This repository contains several libraries that I have developed through the years and that can be reused for other project.

Since the installation is not easy (in particular on Windows it requires both installation of Fortran and compilation of HDF5) I decided to create a dedicated repository, so that I can just link the relevant pre-compiled binaries whenever I need them.

• C++ BLAS/LAPACK bindings made with templates supporting different types (float / double / std::complex<float> / std::complex<double> (built with --cmake-params "-DCPP_LIBALG_LAPACK=ON" or --build-suite).

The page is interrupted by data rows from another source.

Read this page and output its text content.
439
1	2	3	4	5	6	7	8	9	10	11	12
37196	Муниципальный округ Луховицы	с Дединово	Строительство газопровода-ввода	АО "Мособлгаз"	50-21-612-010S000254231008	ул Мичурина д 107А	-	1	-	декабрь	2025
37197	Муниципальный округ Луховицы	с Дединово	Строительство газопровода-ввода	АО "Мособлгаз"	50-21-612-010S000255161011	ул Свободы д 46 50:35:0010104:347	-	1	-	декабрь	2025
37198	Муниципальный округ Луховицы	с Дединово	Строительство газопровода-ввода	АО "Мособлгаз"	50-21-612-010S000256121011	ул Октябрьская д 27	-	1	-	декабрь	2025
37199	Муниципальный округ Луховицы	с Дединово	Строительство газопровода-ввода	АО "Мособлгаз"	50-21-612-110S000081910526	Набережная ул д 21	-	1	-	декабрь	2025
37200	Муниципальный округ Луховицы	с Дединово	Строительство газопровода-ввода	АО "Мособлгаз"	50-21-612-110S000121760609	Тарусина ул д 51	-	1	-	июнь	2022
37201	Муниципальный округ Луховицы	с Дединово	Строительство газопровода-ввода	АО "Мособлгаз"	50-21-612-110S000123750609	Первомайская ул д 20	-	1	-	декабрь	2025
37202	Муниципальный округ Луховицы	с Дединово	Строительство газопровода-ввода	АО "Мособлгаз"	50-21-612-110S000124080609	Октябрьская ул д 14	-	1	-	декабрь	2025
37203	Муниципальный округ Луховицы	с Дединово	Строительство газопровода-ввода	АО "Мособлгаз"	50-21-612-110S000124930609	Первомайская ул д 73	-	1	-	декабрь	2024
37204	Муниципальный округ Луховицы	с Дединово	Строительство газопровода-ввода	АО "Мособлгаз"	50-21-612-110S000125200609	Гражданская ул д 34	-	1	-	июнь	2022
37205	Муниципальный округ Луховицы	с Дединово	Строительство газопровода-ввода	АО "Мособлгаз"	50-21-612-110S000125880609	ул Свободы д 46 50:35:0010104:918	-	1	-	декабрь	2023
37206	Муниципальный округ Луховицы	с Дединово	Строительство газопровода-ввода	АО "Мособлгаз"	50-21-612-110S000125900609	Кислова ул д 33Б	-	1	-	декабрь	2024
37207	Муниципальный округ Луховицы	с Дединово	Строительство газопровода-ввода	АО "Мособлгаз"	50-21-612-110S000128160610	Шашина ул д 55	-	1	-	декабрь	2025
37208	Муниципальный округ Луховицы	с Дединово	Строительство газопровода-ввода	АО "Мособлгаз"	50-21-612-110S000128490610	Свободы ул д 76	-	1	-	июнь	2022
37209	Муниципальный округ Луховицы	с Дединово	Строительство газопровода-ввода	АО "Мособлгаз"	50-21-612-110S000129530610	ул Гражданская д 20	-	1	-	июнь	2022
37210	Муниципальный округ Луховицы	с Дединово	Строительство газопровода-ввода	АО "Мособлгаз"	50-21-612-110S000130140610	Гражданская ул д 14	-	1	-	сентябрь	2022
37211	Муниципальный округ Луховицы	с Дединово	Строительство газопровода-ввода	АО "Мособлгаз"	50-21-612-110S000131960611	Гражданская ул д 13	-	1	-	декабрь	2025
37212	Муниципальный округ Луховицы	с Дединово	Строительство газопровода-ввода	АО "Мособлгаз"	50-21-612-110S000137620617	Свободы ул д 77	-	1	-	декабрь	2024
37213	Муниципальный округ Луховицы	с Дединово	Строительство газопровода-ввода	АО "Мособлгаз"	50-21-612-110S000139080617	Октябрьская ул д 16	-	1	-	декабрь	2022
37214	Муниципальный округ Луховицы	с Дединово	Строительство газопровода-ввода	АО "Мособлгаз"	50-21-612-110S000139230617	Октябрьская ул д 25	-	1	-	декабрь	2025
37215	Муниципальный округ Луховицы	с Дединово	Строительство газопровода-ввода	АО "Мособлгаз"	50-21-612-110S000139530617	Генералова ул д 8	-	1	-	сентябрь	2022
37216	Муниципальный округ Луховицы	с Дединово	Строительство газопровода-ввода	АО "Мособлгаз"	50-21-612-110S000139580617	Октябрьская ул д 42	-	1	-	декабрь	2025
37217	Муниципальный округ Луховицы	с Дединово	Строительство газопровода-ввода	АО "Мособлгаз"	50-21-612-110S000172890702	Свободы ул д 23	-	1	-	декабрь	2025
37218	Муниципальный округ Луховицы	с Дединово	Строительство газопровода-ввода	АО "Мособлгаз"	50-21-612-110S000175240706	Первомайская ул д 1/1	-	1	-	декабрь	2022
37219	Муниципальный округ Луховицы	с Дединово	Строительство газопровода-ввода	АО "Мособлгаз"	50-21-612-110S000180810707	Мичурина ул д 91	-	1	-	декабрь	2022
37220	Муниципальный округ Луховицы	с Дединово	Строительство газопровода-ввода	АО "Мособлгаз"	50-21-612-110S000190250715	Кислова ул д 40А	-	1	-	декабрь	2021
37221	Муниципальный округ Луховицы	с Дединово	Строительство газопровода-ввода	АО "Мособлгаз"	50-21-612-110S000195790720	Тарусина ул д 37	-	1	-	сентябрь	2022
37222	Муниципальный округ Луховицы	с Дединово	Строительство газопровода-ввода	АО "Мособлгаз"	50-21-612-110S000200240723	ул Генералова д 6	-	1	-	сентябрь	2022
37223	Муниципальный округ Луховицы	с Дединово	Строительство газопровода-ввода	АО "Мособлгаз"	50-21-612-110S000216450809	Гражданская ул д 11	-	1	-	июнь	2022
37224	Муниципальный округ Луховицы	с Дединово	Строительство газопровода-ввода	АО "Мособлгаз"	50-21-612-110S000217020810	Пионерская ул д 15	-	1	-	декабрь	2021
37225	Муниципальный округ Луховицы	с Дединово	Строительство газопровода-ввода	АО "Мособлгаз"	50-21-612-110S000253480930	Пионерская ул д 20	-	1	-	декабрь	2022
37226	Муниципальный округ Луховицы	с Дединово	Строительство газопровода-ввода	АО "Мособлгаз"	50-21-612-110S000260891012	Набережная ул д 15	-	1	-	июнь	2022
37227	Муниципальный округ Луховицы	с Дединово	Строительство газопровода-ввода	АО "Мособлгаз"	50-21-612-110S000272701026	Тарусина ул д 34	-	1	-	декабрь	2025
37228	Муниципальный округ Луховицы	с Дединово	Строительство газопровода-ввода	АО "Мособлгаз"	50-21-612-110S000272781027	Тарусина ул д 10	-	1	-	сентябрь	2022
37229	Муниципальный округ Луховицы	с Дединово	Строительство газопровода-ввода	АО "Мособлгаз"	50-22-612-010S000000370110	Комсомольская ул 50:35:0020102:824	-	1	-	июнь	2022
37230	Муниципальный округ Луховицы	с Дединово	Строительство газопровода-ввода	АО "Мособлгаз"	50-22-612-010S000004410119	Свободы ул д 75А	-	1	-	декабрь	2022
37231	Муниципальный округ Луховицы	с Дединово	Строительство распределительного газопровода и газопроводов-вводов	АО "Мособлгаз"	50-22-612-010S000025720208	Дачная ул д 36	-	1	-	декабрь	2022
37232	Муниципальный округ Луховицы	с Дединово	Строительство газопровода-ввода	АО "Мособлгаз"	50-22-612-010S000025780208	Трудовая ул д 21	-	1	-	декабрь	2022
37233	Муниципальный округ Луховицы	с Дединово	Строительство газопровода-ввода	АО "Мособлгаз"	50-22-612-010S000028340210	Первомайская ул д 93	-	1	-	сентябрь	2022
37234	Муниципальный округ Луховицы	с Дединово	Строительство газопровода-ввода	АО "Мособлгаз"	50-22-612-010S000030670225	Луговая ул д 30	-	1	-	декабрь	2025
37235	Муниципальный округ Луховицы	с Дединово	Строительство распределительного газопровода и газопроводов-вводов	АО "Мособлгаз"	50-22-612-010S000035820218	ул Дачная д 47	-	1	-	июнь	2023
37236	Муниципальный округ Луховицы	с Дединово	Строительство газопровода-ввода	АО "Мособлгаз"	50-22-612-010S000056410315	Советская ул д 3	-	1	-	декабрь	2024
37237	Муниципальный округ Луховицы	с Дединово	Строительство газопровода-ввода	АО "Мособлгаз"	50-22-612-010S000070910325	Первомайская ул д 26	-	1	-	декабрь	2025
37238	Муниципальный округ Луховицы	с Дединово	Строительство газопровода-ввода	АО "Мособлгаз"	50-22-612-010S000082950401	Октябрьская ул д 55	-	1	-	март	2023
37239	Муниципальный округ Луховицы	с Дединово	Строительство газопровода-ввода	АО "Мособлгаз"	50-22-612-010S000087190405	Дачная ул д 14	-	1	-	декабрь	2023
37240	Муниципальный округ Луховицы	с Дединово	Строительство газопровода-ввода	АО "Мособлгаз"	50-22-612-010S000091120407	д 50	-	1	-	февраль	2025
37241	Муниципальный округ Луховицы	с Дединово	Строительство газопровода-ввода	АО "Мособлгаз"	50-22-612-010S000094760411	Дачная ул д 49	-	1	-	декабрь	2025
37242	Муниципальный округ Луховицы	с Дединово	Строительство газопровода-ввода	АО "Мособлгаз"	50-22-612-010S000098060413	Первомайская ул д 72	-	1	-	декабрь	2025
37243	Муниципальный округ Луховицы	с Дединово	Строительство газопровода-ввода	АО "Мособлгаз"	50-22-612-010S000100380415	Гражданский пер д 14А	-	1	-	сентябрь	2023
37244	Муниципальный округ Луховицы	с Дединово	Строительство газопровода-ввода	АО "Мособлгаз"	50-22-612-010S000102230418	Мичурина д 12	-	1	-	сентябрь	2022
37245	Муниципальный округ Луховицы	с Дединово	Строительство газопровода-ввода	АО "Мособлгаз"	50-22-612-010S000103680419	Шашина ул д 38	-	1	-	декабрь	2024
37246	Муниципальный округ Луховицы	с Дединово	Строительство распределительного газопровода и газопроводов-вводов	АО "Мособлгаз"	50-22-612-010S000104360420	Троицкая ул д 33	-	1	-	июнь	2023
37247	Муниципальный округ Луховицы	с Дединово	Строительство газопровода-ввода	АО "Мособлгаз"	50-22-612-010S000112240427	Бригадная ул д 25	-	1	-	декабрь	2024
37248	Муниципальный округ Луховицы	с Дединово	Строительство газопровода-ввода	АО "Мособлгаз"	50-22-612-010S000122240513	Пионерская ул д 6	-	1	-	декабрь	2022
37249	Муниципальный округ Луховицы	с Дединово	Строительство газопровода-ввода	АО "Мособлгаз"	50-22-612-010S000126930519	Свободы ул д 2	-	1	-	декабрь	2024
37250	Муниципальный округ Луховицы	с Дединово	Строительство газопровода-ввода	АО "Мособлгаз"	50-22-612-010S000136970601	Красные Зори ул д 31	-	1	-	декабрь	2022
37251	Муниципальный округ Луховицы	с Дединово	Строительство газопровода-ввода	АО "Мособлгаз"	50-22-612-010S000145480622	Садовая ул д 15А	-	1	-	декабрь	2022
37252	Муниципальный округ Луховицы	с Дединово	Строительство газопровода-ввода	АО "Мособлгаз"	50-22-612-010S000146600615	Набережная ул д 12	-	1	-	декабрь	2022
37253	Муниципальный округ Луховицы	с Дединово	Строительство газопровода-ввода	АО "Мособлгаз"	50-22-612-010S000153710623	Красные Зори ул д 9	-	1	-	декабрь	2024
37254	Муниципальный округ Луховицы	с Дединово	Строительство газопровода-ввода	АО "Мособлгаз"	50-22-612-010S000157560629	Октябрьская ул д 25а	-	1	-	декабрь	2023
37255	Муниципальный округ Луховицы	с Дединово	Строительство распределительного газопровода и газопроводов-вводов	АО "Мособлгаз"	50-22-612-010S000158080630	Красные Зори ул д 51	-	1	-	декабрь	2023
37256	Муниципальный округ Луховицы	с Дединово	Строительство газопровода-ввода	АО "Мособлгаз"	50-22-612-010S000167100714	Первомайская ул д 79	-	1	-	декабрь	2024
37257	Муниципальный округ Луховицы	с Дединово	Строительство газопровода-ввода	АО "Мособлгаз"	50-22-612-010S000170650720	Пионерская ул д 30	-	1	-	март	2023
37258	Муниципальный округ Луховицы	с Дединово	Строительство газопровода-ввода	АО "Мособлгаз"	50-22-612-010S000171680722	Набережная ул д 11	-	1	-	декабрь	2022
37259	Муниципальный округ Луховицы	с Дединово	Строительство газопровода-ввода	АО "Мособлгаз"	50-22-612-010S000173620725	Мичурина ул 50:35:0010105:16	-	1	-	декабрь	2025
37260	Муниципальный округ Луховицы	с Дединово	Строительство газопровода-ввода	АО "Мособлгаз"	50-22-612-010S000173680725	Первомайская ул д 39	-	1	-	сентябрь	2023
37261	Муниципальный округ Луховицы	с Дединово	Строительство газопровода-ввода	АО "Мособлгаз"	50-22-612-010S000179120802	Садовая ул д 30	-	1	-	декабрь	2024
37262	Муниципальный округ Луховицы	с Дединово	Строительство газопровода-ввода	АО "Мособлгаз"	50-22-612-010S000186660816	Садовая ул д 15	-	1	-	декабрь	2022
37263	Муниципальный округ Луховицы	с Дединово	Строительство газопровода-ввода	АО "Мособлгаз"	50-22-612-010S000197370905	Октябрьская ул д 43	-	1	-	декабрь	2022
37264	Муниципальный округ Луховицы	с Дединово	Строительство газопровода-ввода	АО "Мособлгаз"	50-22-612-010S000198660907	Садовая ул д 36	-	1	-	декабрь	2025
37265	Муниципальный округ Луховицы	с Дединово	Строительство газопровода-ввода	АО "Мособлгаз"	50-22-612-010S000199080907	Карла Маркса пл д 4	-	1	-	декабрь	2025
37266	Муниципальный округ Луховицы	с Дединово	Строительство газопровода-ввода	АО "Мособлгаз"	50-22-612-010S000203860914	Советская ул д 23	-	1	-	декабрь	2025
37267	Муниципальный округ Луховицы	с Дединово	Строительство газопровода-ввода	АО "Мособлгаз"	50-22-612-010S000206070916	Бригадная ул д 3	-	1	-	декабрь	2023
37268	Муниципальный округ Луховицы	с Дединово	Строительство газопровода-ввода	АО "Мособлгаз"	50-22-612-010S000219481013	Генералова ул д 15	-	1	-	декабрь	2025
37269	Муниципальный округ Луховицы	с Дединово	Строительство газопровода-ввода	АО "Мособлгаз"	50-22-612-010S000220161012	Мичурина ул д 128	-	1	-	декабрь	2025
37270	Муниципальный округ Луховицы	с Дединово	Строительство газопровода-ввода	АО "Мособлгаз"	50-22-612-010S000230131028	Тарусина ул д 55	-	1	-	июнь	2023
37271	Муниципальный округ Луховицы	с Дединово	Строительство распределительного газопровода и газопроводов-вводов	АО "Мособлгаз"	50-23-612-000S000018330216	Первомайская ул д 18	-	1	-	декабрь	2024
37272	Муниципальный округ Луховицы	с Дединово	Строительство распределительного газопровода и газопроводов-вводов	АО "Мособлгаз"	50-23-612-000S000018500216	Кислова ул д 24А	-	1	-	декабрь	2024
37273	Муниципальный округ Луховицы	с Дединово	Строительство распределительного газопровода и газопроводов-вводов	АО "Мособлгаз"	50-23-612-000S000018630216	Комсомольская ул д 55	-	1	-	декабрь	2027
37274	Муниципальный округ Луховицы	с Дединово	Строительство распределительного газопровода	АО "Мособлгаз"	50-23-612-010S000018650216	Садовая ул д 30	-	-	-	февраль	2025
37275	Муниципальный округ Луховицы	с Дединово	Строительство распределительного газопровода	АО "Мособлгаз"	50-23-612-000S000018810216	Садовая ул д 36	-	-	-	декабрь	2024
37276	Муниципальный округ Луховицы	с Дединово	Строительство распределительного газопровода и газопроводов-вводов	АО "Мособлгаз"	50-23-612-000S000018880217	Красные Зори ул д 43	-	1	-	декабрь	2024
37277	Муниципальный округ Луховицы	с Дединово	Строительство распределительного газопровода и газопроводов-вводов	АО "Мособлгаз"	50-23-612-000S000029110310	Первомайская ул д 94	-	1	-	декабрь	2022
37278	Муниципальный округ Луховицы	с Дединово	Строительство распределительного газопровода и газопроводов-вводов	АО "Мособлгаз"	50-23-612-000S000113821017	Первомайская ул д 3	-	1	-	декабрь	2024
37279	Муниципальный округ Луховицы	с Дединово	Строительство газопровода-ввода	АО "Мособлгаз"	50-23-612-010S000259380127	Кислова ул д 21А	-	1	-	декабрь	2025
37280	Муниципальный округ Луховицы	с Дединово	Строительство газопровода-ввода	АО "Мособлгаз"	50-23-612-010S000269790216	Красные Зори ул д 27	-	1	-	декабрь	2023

• C++ neural network library with BLAS/LAPACK backend and HDF5 for storing the weights so that can be later reused (built with --cmake-params "-DCPP_LIBNN=ON" or --build-suite). Since it require BLAS/LAPACK will build CPP_LIBALG_LAPACK if not selected. Optionally Python bindings can be created with the optional arguement PYTHON_BINDINGS=ON (so --cmake-params "-DCPP_LIBNN=ON -DPYTHON_BINDING=ON"). A Python virtual environment can be created if needed with the script cpp/libnn/create_virtualenv.sh.

• C++ Python bindings allowing Python to call C++ (built with --cmake-params "-DCPP_PYTHON_BINDINGS=ON"). A detailed README is available here.

• C++ Fortran bindings allowing C++ to call Fortran (built with --cmake-params "-DCPP_FORTRAN_BINDINGS=ON").

• OpenGL multiplatform graphic engine, useful to visualize, useful fo data interpretation and presentation of numerical results in 2D and 3D (built with --cmake-params "-DCPP_LIBGRAPHIC_ENGINE=ON" or --build-suite).

• HDF5 bindings library to hide the system call to HDF5 and write directly the requested type (build with -DF_LIBHDF5UTILS=ON or --build-suite).

• Fortran C++ bindings allowing Fortran to call C++ (built with --cmake-params "-DF_CPP_BINDINGS=ON").

• Linear algebra routines (build with -DF_LIBALGEBRA=ON or --build-suite).

• Algorithms routines (build with -DF_LIBALGO=ON or --build-suite).

• Testing library which produce output similar to doctest (build with -DF_LIBTEST=ON or --build-suite).

• Git
• CMake
• clang
• Fortran
• OpenGL

./manage_dependency_libraries.sh --download

./manage_dependency_libraries.sh --build

They will be installed under ./usr/

If the libraries are used in several projects, it is recommended to define in .bash_profile or .bash_rc the following variables:

# export local libraries folders

export MA_LIBS_COMPILE_ROOT="MYPATH"

export USR_BUILD_DIR="${MA_LIBS_COMPILE_ROOT}/build"
export USR_LIB_DIR="${MA_LIBS_COMPILE_ROOT}/usr"
export USR_SRC_DIR="${MA_LIBS_COMPILE_ROOT}/src"

The compile with the flag --global:

./manage_dependency_libraries.sh --build --global

All projects will use this location (FindLIBS.cmake is looking for a global directory if a local is not present) and there is no need to recompile the dependencies at each installation of ma-libs.

The below will compile most of the libraries, specific instructions (e.g. for Python bindings) require the specific compilation flags described above.

./cbuild.sh --build-type Debug --build-suite
./cbuild.sh --build-type Release --build-suite

Executables can now be found under build/.

To properly link Intel Fortran libraries, ensure that the path to the Intel Fortran library directory is set in your environment. This path is necessary to locate ifconsol.lib, which is required by Intel Fortran for linking when building DLLs. Set the environment variable INTEL_FORTRAN_LIB_PATH to the directory containing ifconsol.lib, typically located at INTEL_INSTALL_PATH/Intel_fortran/compiler/latest/windows/compiler/lib/intel64_win. Failure to set this path may result in unresolved symbols during the build process.